Gregory Doran, the RSC’s artistic director, seemed open to the idea. “We have future plans to further explore the issues surrounding women in theatre,” he told the Telegraph. “A company with a 50/50 split of male and female actors is one that I’ve already challenged Phyllida to come and run in Stratford-upon-Avon.”

For the sake of their audiences, we hope they are just engaging in some idle speculation. It’s one thing for a director to make a choice to have a woman play Richard in Richard II in order to emphasize certain aspects of Richard’s character—or to cast a woman as Falstaff because the right woman is there to fill the role. But to arbitrarily impose “gender blindness” on a company for nontheatrical reasons seems painfully myopic.

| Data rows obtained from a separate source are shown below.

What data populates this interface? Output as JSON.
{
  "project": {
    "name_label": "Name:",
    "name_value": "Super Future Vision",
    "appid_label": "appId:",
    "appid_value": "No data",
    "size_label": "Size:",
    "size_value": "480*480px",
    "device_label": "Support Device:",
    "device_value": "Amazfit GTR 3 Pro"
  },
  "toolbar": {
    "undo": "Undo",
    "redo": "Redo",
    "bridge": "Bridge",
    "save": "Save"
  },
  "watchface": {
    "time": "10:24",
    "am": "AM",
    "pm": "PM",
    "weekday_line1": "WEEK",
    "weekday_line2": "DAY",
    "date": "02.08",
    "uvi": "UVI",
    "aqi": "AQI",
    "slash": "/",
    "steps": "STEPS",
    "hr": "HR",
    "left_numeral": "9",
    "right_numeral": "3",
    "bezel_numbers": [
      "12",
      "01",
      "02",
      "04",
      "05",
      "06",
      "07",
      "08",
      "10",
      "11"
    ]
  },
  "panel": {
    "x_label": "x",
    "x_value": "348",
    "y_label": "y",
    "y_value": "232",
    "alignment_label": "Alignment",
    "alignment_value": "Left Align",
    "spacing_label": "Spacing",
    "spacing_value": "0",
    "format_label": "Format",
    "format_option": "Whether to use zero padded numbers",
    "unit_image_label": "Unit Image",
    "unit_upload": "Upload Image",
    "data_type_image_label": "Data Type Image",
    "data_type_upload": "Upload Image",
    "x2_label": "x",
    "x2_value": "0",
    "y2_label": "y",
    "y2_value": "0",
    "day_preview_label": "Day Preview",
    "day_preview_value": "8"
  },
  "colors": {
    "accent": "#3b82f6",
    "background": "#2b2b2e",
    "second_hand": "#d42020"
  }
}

Lloyd is currently mounting an all-female production of Julius Caesar in London, and it’s receiving decent reviews. She is obviously welcome to cast her productions however she wants. Indeed, Shakespeare himself was a “gender-blind” caster—at a time when all the parts were played by men. Shakespeare himself never expressed an opinion about this, but his Cleopatra chose to take her chances with the snake rather than live to see “some squeaking Cleopatra boy my greatness.”

That directors should seek out actors with an eye towards making the play as good as possible, rather than to advance a social agenda, seems rather too obvious a point to press. However, The Scrapbook will hazard a radical thought: If you’re directing a Shakespeare production, you ought to be primarily interested in the play, not in the codpieces of the actors.